Amid the focus on such things as consumerism in health care, population health management and reimbursement models based on value, some hospital executives are plugging away at making the system more efficient in established areas.
Officials for the Cleveland Clinic see a lot of potential for improvement in the area of radiology, by using technology to try to get the most qualified radiologists reading particular images, and by freeing radiologists from tasks other than radiology.
As a result, the organization has partnered with a radiology systems company called Candescent Health to implement Candescent’s efficiency and quality improvement-seeking processes, and also to help other health systems do the same. Cleveland Clinic also has an option to invest in Candescent under terms it declined to disclose.
Michael Phillips, M.D., director of the Center for Business Development within the Imaging Institute at Cleveland Clinic, says there are two main avenues for improvement using the system.
Using data generated through the system, Cleveland Clinic will be able to identify potential and available radiologists with the best track record for translating an image for a particular medical scenario — no small undertaking for a large health system.. “We have a lot of radiologists and we have a lot of sites where we [provide radiological] services,” Phillips says. “If an image is acquired at any one site, we need to get that image to the right person to read that image, and we want to do that in a timely fashion,” he says.
It should also improve quality. “Subspecialty radiologists read faster and they read better than generalists,” Phillips says. “It’s not because they’re any smarter, it’s just [that] they have the opportunity to have more practice” in a given area, he says.
The issue of improving medical diagnoses is an important one, with the Institute of Medicine paying particular attention.
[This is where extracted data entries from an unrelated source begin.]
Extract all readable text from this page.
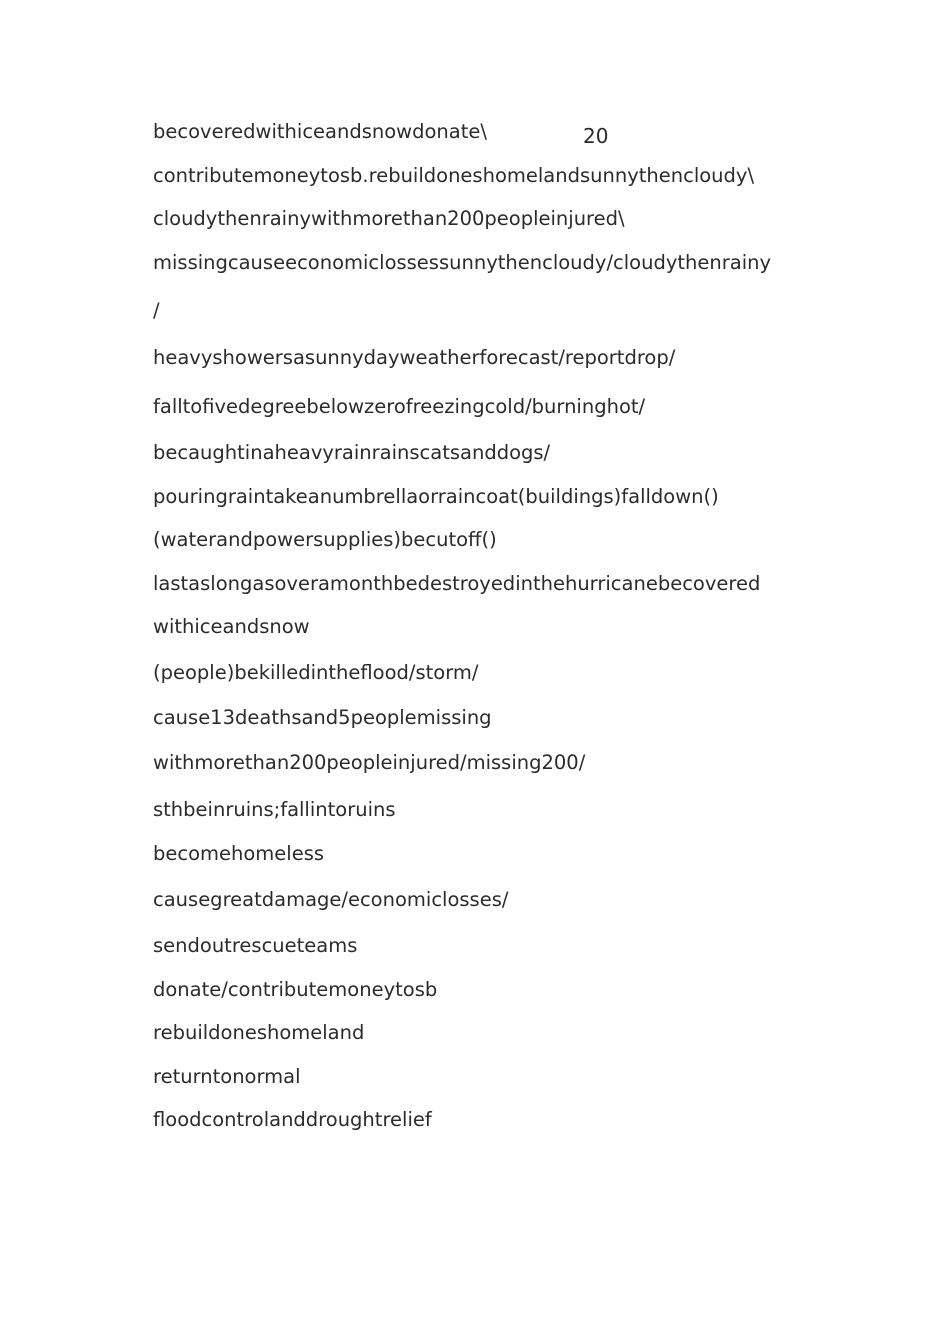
20
becoveredwithiceandsnowdonate\
contributemoneytosb.rebuildoneshomelandsunnythencloudy\
cloudythenrainywithmorethan200peopleinjured\
missingcauseeconomiclossessunnythencloudy/cloudythenrainy
/
heavyshowersasunnydayweatherforecast/reportdrop/
falltofivedegreebelowzerofreezingcold/burninghot/
becaughtinaheavyrainrainscatsanddogs/
pouringraintakeanumbrellaorraincoat(buildings)falldown()
(waterandpowersupplies)becutoff()
lastaslongasoveramonthbedestroyedinthehurricanebecovered
withiceandsnow
(people)bekilledintheflood/storm/
cause13deathsand5peoplemissing
withmorethan200peopleinjured/missing200/
sthbeinruins;fallintoruins
becomehomeless
causegreatdamage/economiclosses/
sendoutrescueteams
donate/contributemoneytosb
rebuildoneshomeland
returntonormal
floodcontrolanddroughtrelief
The IOM in September released a report, “Improving Diagnosis in Health Care,” noting that about 5 percent of U.S. adults who seek outpatient care experience a diagnostic error.
The clinic also is seeking to keep radiologists practicing at the top of their license by reducing administrative tasks. The system includes a 24-hour service bureau to help radiologists with such things as calling consulting physicians. “This keeps the people providing care focused on the care that they are delivering … and perhaps being a little more timely and more efficient doing that,” Phillips says.